Saturday, November 29
Dan’s time off for Thanksgiving was up tonight. I drove him up to Fort ***, and we sat in the car outside the barracks for a long time, holding hands and looking out at the darkness. There was nothing new to say, but it’s hard to say goodbye.
I find that’s true pretty often. We’ve been able, thanks to cell phones, to talk almost every night since he’s been gone, but we often run out of things to talk about once we’ve covered the events of the day. He’s tired and sick, I’m doing the same things day after day after day, and rehashing the same ground again (Any new news on dates? How’s work?) gets old.
And then, some nights, an hour will go by before we know it.
Sunday, December 7
I was out with some friends last night, around eleven, when I got a call from Dan: He just found out he has tomorrow off—can I come up?

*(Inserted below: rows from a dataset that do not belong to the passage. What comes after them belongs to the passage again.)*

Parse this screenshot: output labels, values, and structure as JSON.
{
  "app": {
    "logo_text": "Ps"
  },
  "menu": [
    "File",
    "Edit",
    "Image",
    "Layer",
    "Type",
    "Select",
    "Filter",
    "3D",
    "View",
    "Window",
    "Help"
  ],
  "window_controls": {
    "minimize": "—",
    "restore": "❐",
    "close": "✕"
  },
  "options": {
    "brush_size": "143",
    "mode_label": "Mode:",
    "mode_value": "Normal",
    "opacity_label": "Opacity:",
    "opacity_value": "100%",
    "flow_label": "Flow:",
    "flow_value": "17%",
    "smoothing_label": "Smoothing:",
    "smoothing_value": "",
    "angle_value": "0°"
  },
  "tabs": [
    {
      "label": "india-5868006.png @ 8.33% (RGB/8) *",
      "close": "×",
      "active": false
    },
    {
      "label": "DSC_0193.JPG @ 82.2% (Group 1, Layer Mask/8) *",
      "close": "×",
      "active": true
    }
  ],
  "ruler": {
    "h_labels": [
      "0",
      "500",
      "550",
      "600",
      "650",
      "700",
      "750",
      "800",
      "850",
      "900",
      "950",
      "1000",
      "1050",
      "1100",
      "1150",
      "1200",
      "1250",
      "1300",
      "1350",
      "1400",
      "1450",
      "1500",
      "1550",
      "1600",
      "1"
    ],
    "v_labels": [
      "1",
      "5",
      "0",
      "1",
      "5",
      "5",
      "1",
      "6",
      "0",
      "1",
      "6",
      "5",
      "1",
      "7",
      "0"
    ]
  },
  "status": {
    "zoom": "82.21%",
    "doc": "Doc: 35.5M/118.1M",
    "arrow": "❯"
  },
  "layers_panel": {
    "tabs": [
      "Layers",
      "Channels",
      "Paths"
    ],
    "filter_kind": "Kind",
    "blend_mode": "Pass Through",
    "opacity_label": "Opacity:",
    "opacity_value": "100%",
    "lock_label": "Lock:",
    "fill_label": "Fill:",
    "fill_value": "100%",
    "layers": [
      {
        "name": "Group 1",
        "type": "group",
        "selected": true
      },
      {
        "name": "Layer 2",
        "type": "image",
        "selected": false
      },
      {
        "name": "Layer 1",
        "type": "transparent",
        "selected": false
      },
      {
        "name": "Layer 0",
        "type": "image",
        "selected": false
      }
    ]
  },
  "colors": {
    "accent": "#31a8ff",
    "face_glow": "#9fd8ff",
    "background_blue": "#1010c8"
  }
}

What a silly question.
I got there about ten this morning. We went to breakfast at Shari’s, then drove the hour farther north to my grandparent’s house, where we sat on the couch in the family room and watched old Tom and Jerry cartoons. Somehow I managed to avoid the feeling that we ought to be doing something useful with the time, and relax. It was really nice to just be together, with nowhere to go, nothing to do, no one to see.
Sunday, December 14
Dan’s mother called this morning: We got him! (We being the Fourth Infantry—congratulations, Gentlemen!—and him being Saddam Hussein.) Mama and Mary were here, and we broke open a bottle of sparkling cider and turned on NPR to listen to the news.

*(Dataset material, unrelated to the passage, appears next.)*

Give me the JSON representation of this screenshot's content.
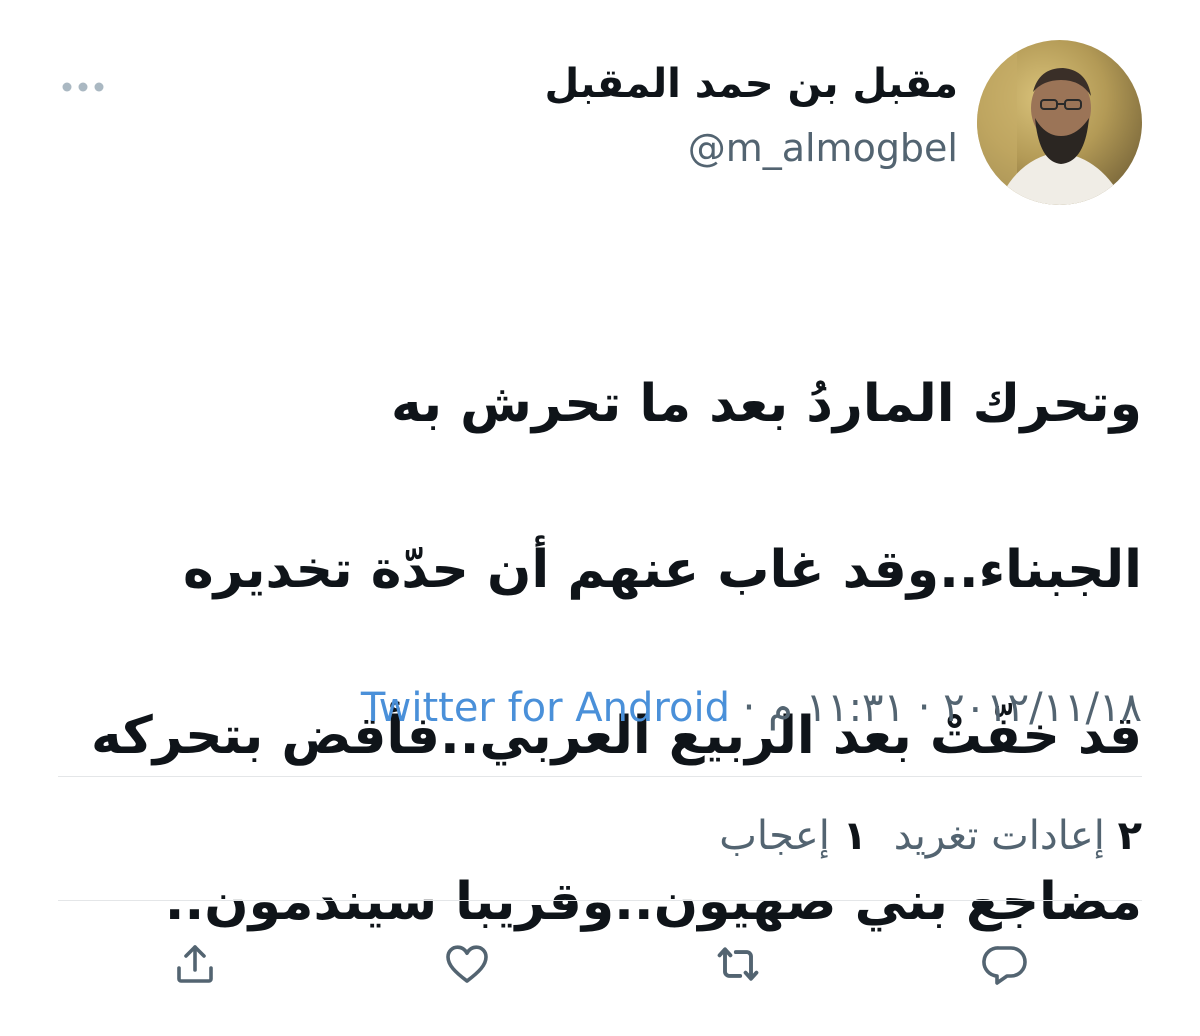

Everyone I talk to asks if I’ve heard the news, if Dan will come home sooner now, if he’ll still have to go, if I think this will make a difference in the violence in the area. The answers, in order, are yes, probably not, yes, probably not. I’m glad, of course, that they caught him, but I suspect that the majority of the bombings and attacks lie at the doorstep, not of Saddam’s henchmen, but of religious extremists, operating not out of love for Saddam, but of hatred for the U.S. I’m having a hard time getting excited prospects for change. But then, I’m even more inclined to pessimism these days than usual.
Wednesday, December 17
Dan got today off, so I went up last night and brought him home—so he could sleep in a real bed, after a cold, wet week in the field, and so he could see his family. It was one of the roughest days, emotionally, that I’ve had since this whole process started back in October. I think the idea of living like this for another year is starting to catch up with me.

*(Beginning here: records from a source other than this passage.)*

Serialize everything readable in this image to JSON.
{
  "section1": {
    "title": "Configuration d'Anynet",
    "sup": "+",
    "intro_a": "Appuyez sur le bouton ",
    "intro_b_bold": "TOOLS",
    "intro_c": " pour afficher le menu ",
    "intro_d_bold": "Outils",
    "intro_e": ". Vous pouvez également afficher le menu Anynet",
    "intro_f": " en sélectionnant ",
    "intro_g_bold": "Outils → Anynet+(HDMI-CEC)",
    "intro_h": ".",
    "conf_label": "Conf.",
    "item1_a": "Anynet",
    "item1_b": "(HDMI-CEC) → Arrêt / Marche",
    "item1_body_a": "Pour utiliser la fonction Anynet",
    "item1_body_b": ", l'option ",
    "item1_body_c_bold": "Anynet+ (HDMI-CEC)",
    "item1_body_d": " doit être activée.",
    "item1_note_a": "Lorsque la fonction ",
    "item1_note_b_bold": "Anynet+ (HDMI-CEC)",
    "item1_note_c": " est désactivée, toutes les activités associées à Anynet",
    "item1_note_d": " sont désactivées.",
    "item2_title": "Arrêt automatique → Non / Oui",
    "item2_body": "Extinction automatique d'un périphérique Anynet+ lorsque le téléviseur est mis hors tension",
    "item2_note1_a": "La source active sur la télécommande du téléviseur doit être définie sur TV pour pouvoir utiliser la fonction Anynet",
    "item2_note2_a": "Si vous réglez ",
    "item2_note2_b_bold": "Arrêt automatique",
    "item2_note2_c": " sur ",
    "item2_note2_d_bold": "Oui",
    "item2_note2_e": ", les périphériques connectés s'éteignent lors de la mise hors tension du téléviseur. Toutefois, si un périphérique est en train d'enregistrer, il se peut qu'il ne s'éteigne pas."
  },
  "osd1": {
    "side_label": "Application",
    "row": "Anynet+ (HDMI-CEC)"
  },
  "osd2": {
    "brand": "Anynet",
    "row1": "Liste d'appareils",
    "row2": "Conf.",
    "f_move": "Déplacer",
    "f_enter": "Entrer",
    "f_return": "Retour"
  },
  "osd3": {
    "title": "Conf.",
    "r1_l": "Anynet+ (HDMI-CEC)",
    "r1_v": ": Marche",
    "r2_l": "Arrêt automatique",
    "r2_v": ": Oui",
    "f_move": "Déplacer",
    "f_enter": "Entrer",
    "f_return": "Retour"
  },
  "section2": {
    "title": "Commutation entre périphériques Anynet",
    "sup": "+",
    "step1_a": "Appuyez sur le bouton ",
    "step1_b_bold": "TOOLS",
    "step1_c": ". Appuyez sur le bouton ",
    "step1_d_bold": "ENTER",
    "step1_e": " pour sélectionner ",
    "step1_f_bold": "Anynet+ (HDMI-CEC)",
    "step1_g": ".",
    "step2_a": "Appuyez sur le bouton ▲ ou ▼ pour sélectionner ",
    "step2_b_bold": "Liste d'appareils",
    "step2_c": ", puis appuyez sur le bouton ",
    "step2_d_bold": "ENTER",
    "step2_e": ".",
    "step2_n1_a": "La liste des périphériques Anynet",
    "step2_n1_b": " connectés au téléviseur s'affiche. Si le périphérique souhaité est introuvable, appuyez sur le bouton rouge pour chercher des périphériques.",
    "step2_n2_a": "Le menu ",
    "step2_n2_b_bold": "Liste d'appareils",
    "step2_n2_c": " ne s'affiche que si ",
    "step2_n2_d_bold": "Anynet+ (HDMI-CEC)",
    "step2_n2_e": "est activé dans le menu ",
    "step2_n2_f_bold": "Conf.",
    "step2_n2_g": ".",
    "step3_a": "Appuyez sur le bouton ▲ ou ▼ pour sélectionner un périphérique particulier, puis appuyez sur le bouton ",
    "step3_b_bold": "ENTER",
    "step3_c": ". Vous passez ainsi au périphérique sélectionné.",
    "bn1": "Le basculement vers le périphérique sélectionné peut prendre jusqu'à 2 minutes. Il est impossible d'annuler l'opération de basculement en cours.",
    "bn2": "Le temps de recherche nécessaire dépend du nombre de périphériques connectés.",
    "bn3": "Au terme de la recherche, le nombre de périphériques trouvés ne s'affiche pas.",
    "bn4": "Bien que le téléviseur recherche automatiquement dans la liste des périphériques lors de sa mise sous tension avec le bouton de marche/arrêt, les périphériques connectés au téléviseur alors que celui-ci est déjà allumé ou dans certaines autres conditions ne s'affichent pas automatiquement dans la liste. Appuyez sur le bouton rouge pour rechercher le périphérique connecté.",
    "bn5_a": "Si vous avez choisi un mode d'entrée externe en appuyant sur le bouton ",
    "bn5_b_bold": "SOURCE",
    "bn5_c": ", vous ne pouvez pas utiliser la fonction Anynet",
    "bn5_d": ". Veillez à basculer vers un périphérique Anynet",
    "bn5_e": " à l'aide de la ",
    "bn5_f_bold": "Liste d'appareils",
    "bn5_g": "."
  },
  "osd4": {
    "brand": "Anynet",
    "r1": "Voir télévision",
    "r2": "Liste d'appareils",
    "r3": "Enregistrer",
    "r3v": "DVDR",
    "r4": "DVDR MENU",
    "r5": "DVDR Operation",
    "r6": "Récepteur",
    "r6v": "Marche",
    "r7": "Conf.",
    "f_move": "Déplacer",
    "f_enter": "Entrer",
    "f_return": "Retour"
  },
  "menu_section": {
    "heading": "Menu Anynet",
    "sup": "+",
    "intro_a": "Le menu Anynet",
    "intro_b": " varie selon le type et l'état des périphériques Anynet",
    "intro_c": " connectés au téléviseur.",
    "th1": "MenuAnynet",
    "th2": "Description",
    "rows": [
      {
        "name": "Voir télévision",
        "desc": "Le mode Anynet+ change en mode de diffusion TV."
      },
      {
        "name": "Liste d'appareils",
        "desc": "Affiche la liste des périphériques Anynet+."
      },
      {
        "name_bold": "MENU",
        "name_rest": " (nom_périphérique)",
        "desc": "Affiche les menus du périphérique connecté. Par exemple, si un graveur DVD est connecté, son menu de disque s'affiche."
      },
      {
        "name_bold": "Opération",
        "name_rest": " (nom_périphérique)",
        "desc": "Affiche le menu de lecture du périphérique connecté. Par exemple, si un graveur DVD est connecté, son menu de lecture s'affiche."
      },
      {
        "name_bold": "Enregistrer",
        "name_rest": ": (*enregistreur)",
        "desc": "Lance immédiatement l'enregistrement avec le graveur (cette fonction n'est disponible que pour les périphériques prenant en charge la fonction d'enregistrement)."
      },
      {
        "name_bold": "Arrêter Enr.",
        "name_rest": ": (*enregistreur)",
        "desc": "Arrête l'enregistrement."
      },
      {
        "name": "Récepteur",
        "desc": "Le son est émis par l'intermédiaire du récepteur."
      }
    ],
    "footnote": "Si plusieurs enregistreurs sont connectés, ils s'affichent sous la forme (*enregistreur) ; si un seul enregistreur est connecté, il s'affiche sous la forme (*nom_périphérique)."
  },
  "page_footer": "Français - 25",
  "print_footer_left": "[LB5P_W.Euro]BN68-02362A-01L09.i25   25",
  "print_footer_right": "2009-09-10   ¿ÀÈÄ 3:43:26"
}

It’s quite difficult for me not to pull away from discomfort—a natural human tendency?—and the discomfort in my relationship with Dan, occasioned by this weird separation, where we can still communicate regularly, is no exception. He is busy, working hard, learning, experiencing his own set of worries, fears, pleasures, sadnesses, different from my own, which I’m unable to participate in or really understand, and it feels, sometimes, like I don’t know him anymore. I find myself wanting to close off my thoughts and my feelings from him, wanting to put up a protective wall against the sadness that distance brings me. If I push him away, it hurts less—in theory—when he doesn’t have time for me.
This distance pushes me, forcefully, into awareness of myself as alone—not just physically, but mentally and emotionally. But in that separateness, I also find a stillness, like the still point at the center of a wheel, or the eye of a storm. It gives me time and motivation to think, to examine my ideas, the world around me, and particularly my marriage. What, after all, can I expect from marriage? To what extent is the popular idea of “soul mates” a valid, workable one? It isn’t fair or realistic to expect Dan to meet all my needs, hold together all my broken places, complete me. And it’s selfish. Which leads me to the next question: What is this feeble thing I call “my love”? It keeps getting tangled up with a selfish desire for company in my misery.
Tuesday, December 23
The latest dates in the ever-changing schedule are as follows: After Christmas, ten days at Fort ***, two weeks at the *** Training Center, ten days at Fort ***, two weeks in California, two weeks in Kuwait. Then Iraq.
Time off for Christmas is the only set of dates that has only changed once since they were announced. Dan is released tonight, and doesn’t have to be back until the night of the 28th—five whole days!